Un año más tarde, nos relacionamos de otro modo con nuestro cuerpo, con nuestra salud: escudriñamos cada síntoma con un miedo sordo y haciendo rápidamente planes logísticos para una cuarentena, por si acaso. En un año hemos tenido tiempo a tener fe en llegar a ser mejores personas, y de perderla radicalmente. A tener fe y perderla, en general, varias veces como mínimo.

Y nuestras vidas han seguido, mientras tanto. A las casas han llegado bebés, mascotas, noticias. Hemos hecho mudanzas. Hemos terminado proyectos, empezado proyectos. Hemos alimentado y roto amistades. Hemos tenido enfermedades, también de las que no salen en la PCR: algunas las hemos sabido y tratado, otras siguen ahí gestándose mientras los hospitales llenos no nos pueden atender. También otra gente ha seguido resolviendo problemas y creándolos, han seguido su curso las historias en los juzgados y los parlamentos, el alboroto de las escuelas y de los parqués de bolsa. A ratos hasta se nos ha olvidado un poco lo raro que es todo. Somos una especie muy curiosa, que a todo se habitúa y a todo sobrevive. 

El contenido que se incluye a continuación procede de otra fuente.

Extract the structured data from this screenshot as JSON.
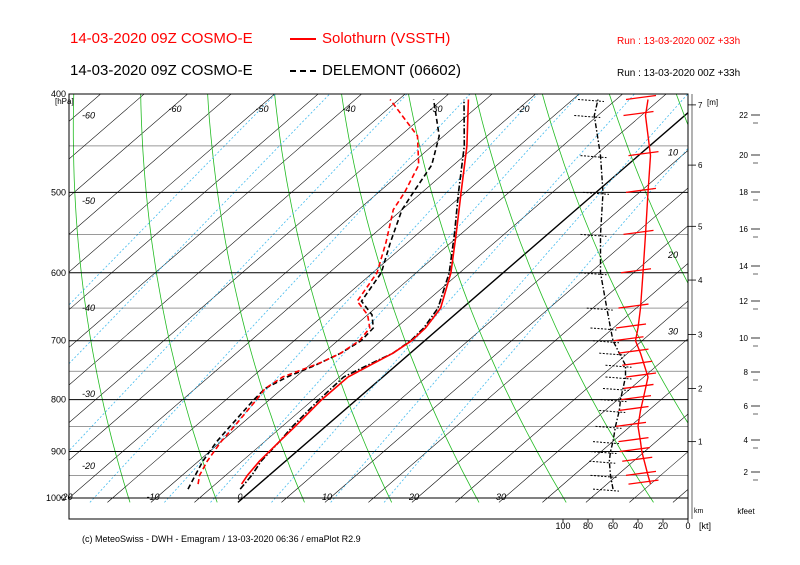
{
  "header": {
    "line1_title": "14-03-2020 09Z COSMO-E",
    "line1_station": "Solothurn (VSSTH)",
    "line1_run": "Run : 13-03-2020 00Z +33h",
    "line2_title": "14-03-2020 09Z COSMO-E",
    "line2_station": "DELEMONT (06602)",
    "line2_run": "Run : 13-03-2020 00Z +33h"
  },
  "footer": {
    "credit": "(c) MeteoSwiss - DWH - Emagram / 13-03-2020  06:36 / emaPlot R2.9"
  },
  "colors": {
    "solothurn": "#ff0000",
    "delemont": "#000000",
    "isotherm": "#000000",
    "dry_adiabat": "#22bb22",
    "mixing_ratio": "#44bbee",
    "grid": "#000000"
  },
  "chart_data": {
    "type": "line",
    "subtype": "emagram",
    "pressure_axis_label": "[hPa]",
    "pressure_ticks": [
      400,
      500,
      600,
      700,
      800,
      900,
      1000
    ],
    "temperature_axis_labels": [
      "-30",
      "-20",
      "-10",
      "0",
      "10",
      "20",
      "30"
    ],
    "temperature_labels_outside": [
      "-50",
      "-40",
      "-30"
    ],
    "isotherm_labels_left": [
      "-60",
      "-50",
      "-40",
      "-30",
      "-20"
    ],
    "isotherm_labels_top": [
      "-60",
      "-50",
      "-40",
      "-30",
      "-20"
    ],
    "theta_labels": [
      "10",
      "20",
      "30"
    ],
    "height_m_label": "[m]",
    "height_m_ticks": [
      "7",
      "6",
      "5",
      "4",
      "3",
      "2",
      "1"
    ],
    "height_km_label": "km",
    "height_kfeet_label": "kfeet",
    "height_kfeet_ticks": [
      "22",
      "20",
      "18",
      "16",
      "14",
      "12",
      "10",
      "8",
      "6",
      "4",
      "2"
    ],
    "wind_axis_label": "[kt]",
    "wind_ticks": [
      "100",
      "80",
      "60",
      "40",
      "20",
      "0"
    ],
    "series": [
      {
        "name": "Solothurn (VSSTH)",
        "temperature": [
          [
            969,
            -2.0
          ],
          [
            950,
            -2.5
          ],
          [
            920,
            -3.0
          ],
          [
            880,
            -3.3
          ],
          [
            850,
            -3.5
          ],
          [
            800,
            -4.0
          ],
          [
            760,
            -4.0
          ],
          [
            740,
            -3.0
          ],
          [
            720,
            -2.0
          ],
          [
            700,
            -1.5
          ],
          [
            680,
            -1.6
          ],
          [
            650,
            -2.5
          ],
          [
            600,
            -6.0
          ],
          [
            550,
            -10.5
          ],
          [
            500,
            -15.5
          ],
          [
            450,
            -21.0
          ],
          [
            405,
            -27.0
          ]
        ],
        "dewpoint": [
          [
            969,
            -7.0
          ],
          [
            950,
            -8.0
          ],
          [
            920,
            -9.0
          ],
          [
            880,
            -10.0
          ],
          [
            850,
            -10.5
          ],
          [
            800,
            -11.5
          ],
          [
            780,
            -12.0
          ],
          [
            760,
            -11.5
          ],
          [
            745,
            -10.0
          ],
          [
            735,
            -9.0
          ],
          [
            720,
            -8.0
          ],
          [
            700,
            -7.5
          ],
          [
            680,
            -8.0
          ],
          [
            660,
            -10.0
          ],
          [
            640,
            -13.0
          ],
          [
            600,
            -14.5
          ],
          [
            560,
            -17.5
          ],
          [
            520,
            -21.0
          ],
          [
            500,
            -22.0
          ],
          [
            470,
            -24.0
          ],
          [
            440,
            -28.0
          ],
          [
            405,
            -36.0
          ]
        ],
        "wind_kt": [
          [
            969,
            30
          ],
          [
            950,
            32
          ],
          [
            920,
            35
          ],
          [
            900,
            37
          ],
          [
            880,
            38
          ],
          [
            850,
            40
          ],
          [
            820,
            38
          ],
          [
            800,
            36
          ],
          [
            780,
            34
          ],
          [
            760,
            32
          ],
          [
            740,
            35
          ],
          [
            720,
            38
          ],
          [
            700,
            42
          ],
          [
            680,
            40
          ],
          [
            650,
            38
          ],
          [
            600,
            36
          ],
          [
            550,
            34
          ],
          [
            500,
            32
          ],
          [
            460,
            30
          ],
          [
            420,
            34
          ],
          [
            405,
            32
          ]
        ]
      },
      {
        "name": "DELEMONT (06602)",
        "temperature": [
          [
            980,
            -1.5
          ],
          [
            950,
            -2.0
          ],
          [
            920,
            -2.8
          ],
          [
            880,
            -3.3
          ],
          [
            850,
            -3.8
          ],
          [
            800,
            -4.3
          ],
          [
            760,
            -4.5
          ],
          [
            740,
            -3.3
          ],
          [
            720,
            -2.0
          ],
          [
            700,
            -1.6
          ],
          [
            680,
            -1.8
          ],
          [
            650,
            -2.8
          ],
          [
            600,
            -6.2
          ],
          [
            550,
            -10.7
          ],
          [
            500,
            -15.8
          ],
          [
            450,
            -21.3
          ],
          [
            405,
            -27.5
          ]
        ],
        "dewpoint": [
          [
            980,
            -7.5
          ],
          [
            950,
            -8.5
          ],
          [
            920,
            -9.5
          ],
          [
            880,
            -10.5
          ],
          [
            850,
            -11.0
          ],
          [
            800,
            -11.8
          ],
          [
            780,
            -12.0
          ],
          [
            760,
            -11.0
          ],
          [
            740,
            -9.3
          ],
          [
            720,
            -8.0
          ],
          [
            700,
            -7.3
          ],
          [
            680,
            -7.6
          ],
          [
            660,
            -9.5
          ],
          [
            640,
            -12.5
          ],
          [
            600,
            -14.0
          ],
          [
            560,
            -17.0
          ],
          [
            520,
            -20.0
          ],
          [
            500,
            -21.0
          ],
          [
            470,
            -22.5
          ],
          [
            440,
            -25.5
          ],
          [
            405,
            -31.0
          ]
        ],
        "wind_kt": [
          [
            980,
            60
          ],
          [
            950,
            62
          ],
          [
            920,
            63
          ],
          [
            900,
            62
          ],
          [
            880,
            60
          ],
          [
            850,
            58
          ],
          [
            820,
            55
          ],
          [
            800,
            54
          ],
          [
            780,
            52
          ],
          [
            760,
            50
          ],
          [
            740,
            50
          ],
          [
            720,
            55
          ],
          [
            700,
            60
          ],
          [
            680,
            62
          ],
          [
            650,
            65
          ],
          [
            600,
            70
          ],
          [
            550,
            70
          ],
          [
            500,
            68
          ],
          [
            460,
            70
          ],
          [
            420,
            75
          ],
          [
            405,
            72
          ]
        ]
      }
    ]
  }
}
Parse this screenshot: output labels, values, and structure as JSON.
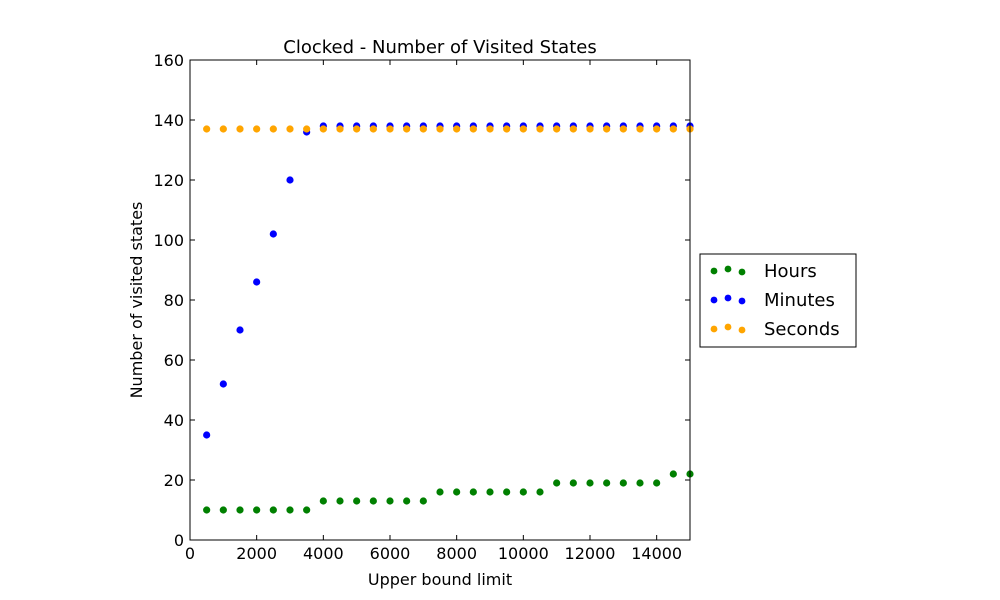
{
  "chart_data": {
    "type": "scatter",
    "title": "Clocked - Number of Visited States",
    "xlabel": "Upper bound limit",
    "ylabel": "Number of visited states",
    "xlim": [
      0,
      15000
    ],
    "ylim": [
      0,
      160
    ],
    "xticks": [
      0,
      2000,
      4000,
      6000,
      8000,
      10000,
      12000,
      14000
    ],
    "yticks": [
      0,
      20,
      40,
      60,
      80,
      100,
      120,
      140,
      160
    ],
    "grid": false,
    "legend_position": "right, outside",
    "x": [
      500,
      1000,
      1500,
      2000,
      2500,
      3000,
      3500,
      4000,
      4500,
      5000,
      5500,
      6000,
      6500,
      7000,
      7500,
      8000,
      8500,
      9000,
      9500,
      10000,
      10500,
      11000,
      11500,
      12000,
      12500,
      13000,
      13500,
      14000,
      14500,
      15000
    ],
    "series": [
      {
        "name": "Hours",
        "color": "#008000",
        "values": [
          10,
          10,
          10,
          10,
          10,
          10,
          10,
          13,
          13,
          13,
          13,
          13,
          13,
          13,
          16,
          16,
          16,
          16,
          16,
          16,
          16,
          19,
          19,
          19,
          19,
          19,
          19,
          19,
          22,
          22
        ]
      },
      {
        "name": "Minutes",
        "color": "#0000ff",
        "values": [
          35,
          52,
          70,
          86,
          102,
          120,
          136,
          138,
          138,
          138,
          138,
          138,
          138,
          138,
          138,
          138,
          138,
          138,
          138,
          138,
          138,
          138,
          138,
          138,
          138,
          138,
          138,
          138,
          138,
          138
        ]
      },
      {
        "name": "Seconds",
        "color": "#ffa500",
        "values": [
          137,
          137,
          137,
          137,
          137,
          137,
          137,
          137,
          137,
          137,
          137,
          137,
          137,
          137,
          137,
          137,
          137,
          137,
          137,
          137,
          137,
          137,
          137,
          137,
          137,
          137,
          137,
          137,
          137,
          137
        ]
      }
    ]
  }
}
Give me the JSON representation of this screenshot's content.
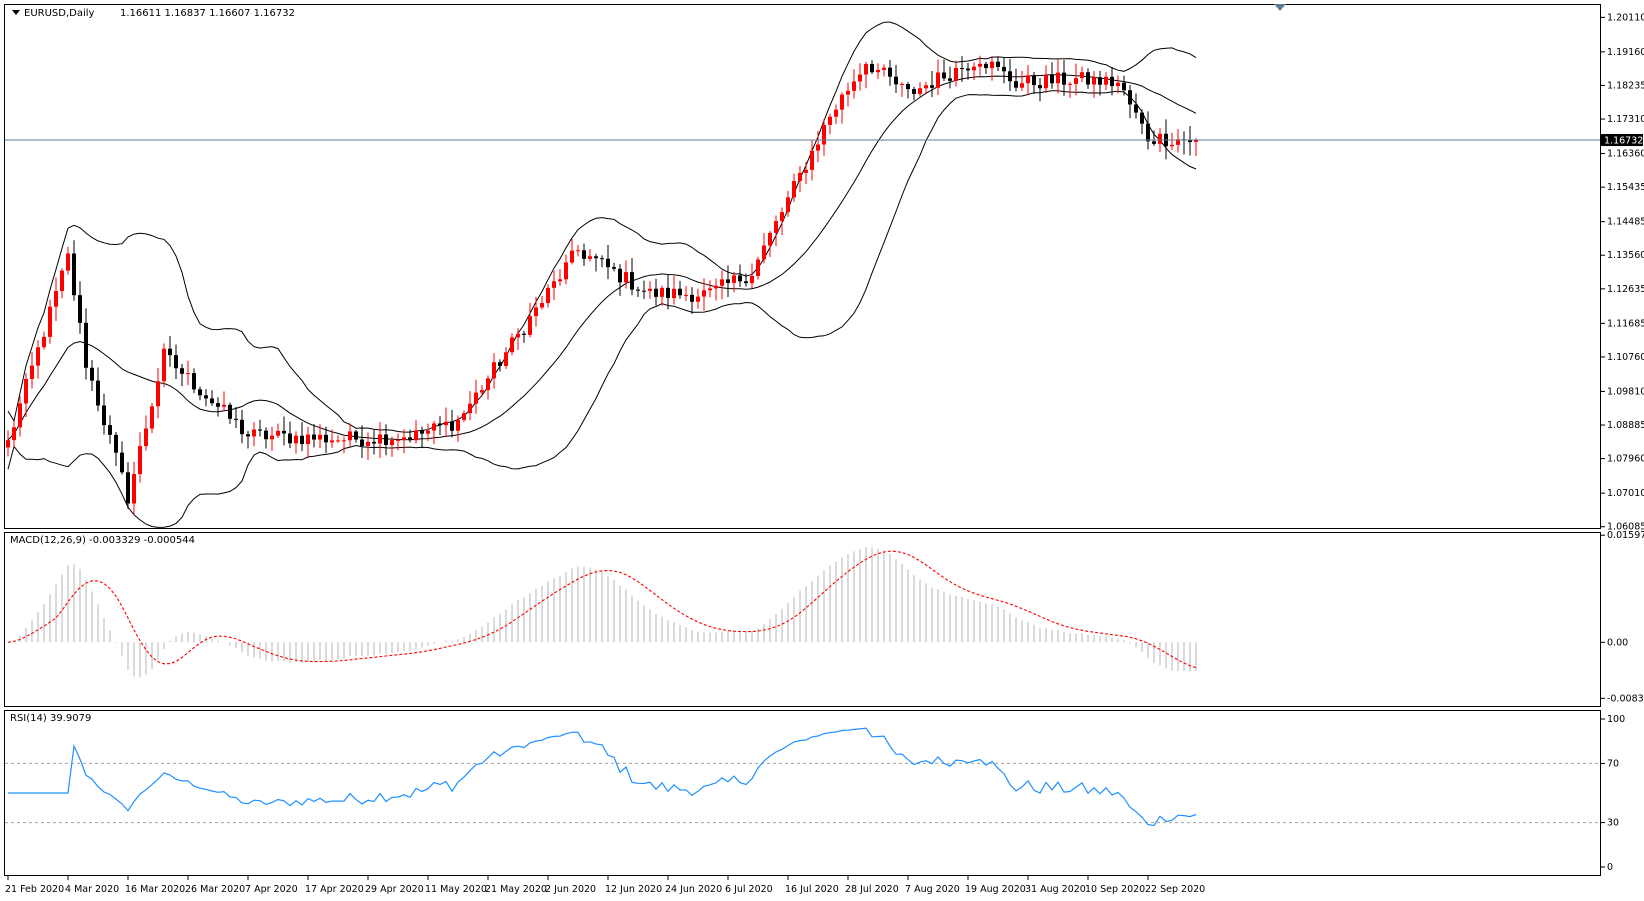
{
  "chart_data": [
    {
      "type": "candlestick",
      "symbol_label": "EURUSD,Daily",
      "ohlc_header": "1.16611 1.16837 1.16607 1.16732",
      "current_price_label": "1.16732",
      "current_price": 1.16732,
      "ylim": [
        1.0605,
        1.2045
      ],
      "y_ticks": [
        "1.20110",
        "1.19160",
        "1.18235",
        "1.17310",
        "1.16360",
        "1.15435",
        "1.14485",
        "1.13560",
        "1.12635",
        "1.11685",
        "1.10760",
        "1.09810",
        "1.08885",
        "1.07960",
        "1.07010",
        "1.06085"
      ],
      "x_ticks": [
        "21 Feb 2020",
        "4 Mar 2020",
        "16 Mar 2020",
        "26 Mar 2020",
        "7 Apr 2020",
        "17 Apr 2020",
        "29 Apr 2020",
        "11 May 2020",
        "21 May 2020",
        "2 Jun 2020",
        "12 Jun 2020",
        "24 Jun 2020",
        "6 Jul 2020",
        "16 Jul 2020",
        "28 Jul 2020",
        "7 Aug 2020",
        "19 Aug 2020",
        "31 Aug 2020",
        "10 Sep 2020",
        "22 Sep 2020"
      ],
      "bollinger_bands": {
        "period": 20,
        "lines": [
          "upper",
          "middle",
          "lower"
        ]
      },
      "colors": {
        "up": "#ff0000",
        "down": "#000000",
        "bands": "#000000",
        "price_line": "#5f7a95"
      }
    },
    {
      "type": "macd",
      "label": "MACD(12,26,9) -0.003329 -0.000544",
      "y_ticks": [
        "0.01597",
        "0.00",
        "-0.008352"
      ],
      "ylim": [
        -0.0095,
        0.0163
      ],
      "colors": {
        "histogram": "#b4b4b4",
        "signal": "#ff0000"
      }
    },
    {
      "type": "rsi",
      "label": "RSI(14) 39.9079",
      "y_ticks": [
        "100",
        "70",
        "30",
        "0"
      ],
      "levels": [
        70,
        30
      ],
      "ylim": [
        0,
        100
      ],
      "colors": {
        "line": "#1e90ff",
        "levels": "#a0a0a0"
      }
    }
  ]
}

Pero pasa factura, vaya si la pasa. Porque un año más tarde (un año solo, un año ya) no sabemos siquiera lo que nos ha hecho esto exactamente, pero sabemos que algo, seguro. Que no podemos ignorar esto que nos habita por dentro, este runrún de apatía y nerviosismo, este no sabemos qué, pero que está. Este enfado, esta pena, estos nervios. Este cansancio pesado que sale a veces en forma de discusión sin sentido, a veces en forma de desoladora pereza, a veces en forma de miedo sin nombre. Al fin y al cabo, no es fácil seguir dando saltos en la pantalla mientras pasan los tanques, una vez que ya sí que los has visto llegar.

Un año después, ¿qué hacemos con eso? ¿Con lo que han dejado arrasado los convoyes a su paso?

A veces me pregunto cómo estaremos a principios de febrero de 2022, cuando haga ya dos de aquel primer alemán que en La Gomera, etcétera. Aunque si algo hemos aprendido en un año es que semejantes preguntas, mejor no hacérselas demasiado.